Mais le pire c’est l’absence de systèmes de santé fiables. Au cœur des mouroirs que sont les hôpitaux, règnent des personnels médicaux, mercantilistes à souhait, pas forcément compétents, qui ont oublié le serment d’Hypocrate depuis longtemps. Ce sont de véritables mercenaires en blouse blanche qui ne prennent en charge que des patients ayant de l’argent en mains, tout en laissant facilement crever ceux totalement désargentés. Et quand bien même ils décident de vous prendre en charge, les ordonnances qu’ils vous délivrent sont de vrais passeports pour la mort car, – et les pauvres Africains sont loin de s’en douter-  les médicaments qui se trouvent dans les comptoirs des pharmacies et vers lesquels les patients se ruent le plus souvent avec de réels espoirs de guérison, sont loin d’être ce qu’on croit. Beaucoup de ces médicaments sont de ceux qui depuis 10, 20, voire 30 ans, ne sont plus autorisés dans les pays européens. La plupart sont tout simplement de faux médicaments, des imitations, qui ressemblent aux vrais et qui proviennent d’officines clandestines, étrangères ou locales, bref, de véritables poisons lents, qui tuent en silence.

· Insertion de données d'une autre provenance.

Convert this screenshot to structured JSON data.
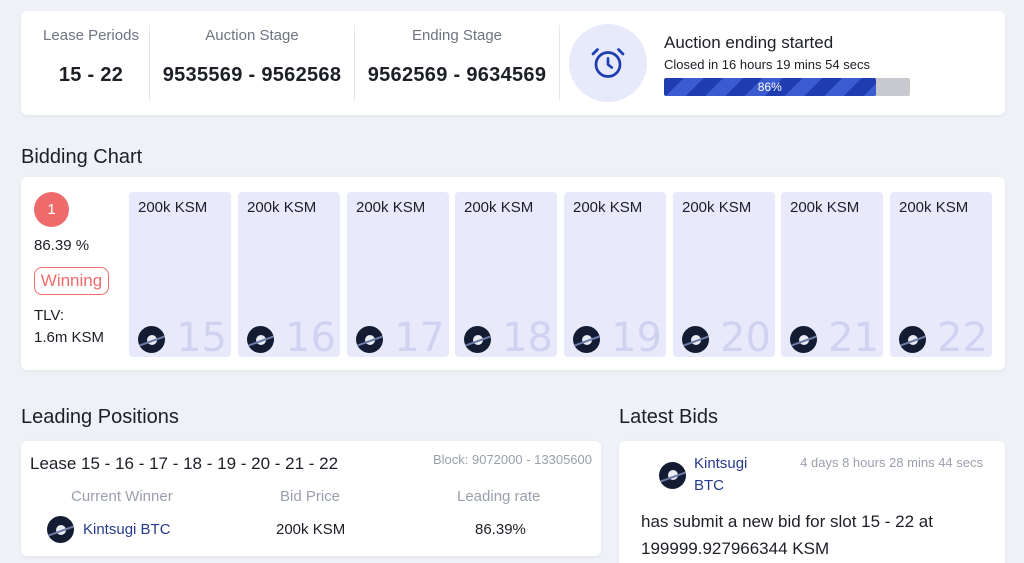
{
  "stages": [
    {
      "label": "Lease Periods",
      "value": "15 - 22"
    },
    {
      "label": "Auction Stage",
      "value": "9535569 - 9562568"
    },
    {
      "label": "Ending Stage",
      "value": "9562569 - 9634569"
    }
  ],
  "status": {
    "icon": "alarm-clock-icon",
    "title": "Auction ending started",
    "subtitle": "Closed in 16 hours 19 mins 54 secs",
    "progress_percent": 86,
    "progress_label": "86%"
  },
  "bidding_chart": {
    "title": "Bidding Chart",
    "rank": "1",
    "percent": "86.39 %",
    "status_badge": "Winning",
    "tlv_label": "TLV:",
    "tlv_value": "1.6m KSM",
    "slots": [
      {
        "amount": "200k KSM",
        "number": "15"
      },
      {
        "amount": "200k KSM",
        "number": "16"
      },
      {
        "amount": "200k KSM",
        "number": "17"
      },
      {
        "amount": "200k KSM",
        "number": "18"
      },
      {
        "amount": "200k KSM",
        "number": "19"
      },
      {
        "amount": "200k KSM",
        "number": "20"
      },
      {
        "amount": "200k KSM",
        "number": "21"
      },
      {
        "amount": "200k KSM",
        "number": "22"
      }
    ]
  },
  "leading_positions": {
    "title": "Leading Positions",
    "lease": "Lease 15 - 16 - 17 - 18 - 19 - 20 - 21 - 22",
    "block": "Block: 9072000 - 13305600",
    "columns": [
      "Current Winner",
      "Bid Price",
      "Leading rate"
    ],
    "row": {
      "winner": "Kintsugi BTC",
      "bid_price": "200k KSM",
      "leading_rate": "86.39%"
    }
  },
  "latest_bids": {
    "title": "Latest Bids",
    "bidder": "Kintsugi BTC",
    "time": "4 days 8 hours 28 mins 44 secs",
    "message": "has submit a new bid for slot 15 - 22 at 199999.927966344 KSM"
  },
  "colors": {
    "accent": "#1d3db1",
    "winning": "#ef6b6b",
    "slot_bg": "#e8eafb",
    "link": "#263a8f"
  }
}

Les Africains sont  des otages de systèmes de santé les plus funestes. Totalement désemparés et impuissants face à ce drame, nombre d’entre eux, n’ont parfois plus le courage d’aller dans les centres de santé. À commencer par les dirigeants eux-mêmes qui, régulièrement, vont se faire soigner à l’étranger et certaines autres personnes, financièrement aisée, quelquefois.  Pour tous les autres citoyens, suffisamment démunis, il leur reste souvent quelques choix : l’automédication, la route vers les guérisseurs traditionnels ou les chemins qui mènent vers les pasteurs exorcistes des multiples églises réveillées, qui leur font croire aux miracles des prières, au nom de Jésus. Malheureusement, les résultats ne sont pas toujours à la hauteur des attentes. Voilà l’un des plus grands drames silencieux d’une grande partie du continent africain dont on parle peu. Les intérêts sont ailleurs notamment dans la politique. Ils se battent pour le pouvoir politique, pour le partage des pouvoirs, pendant que les populations continuent de mourir, en silence, en nombre et à tout âge. Probablement pour le bonheur de ceux qui veulent l’Afrique sans les Africains.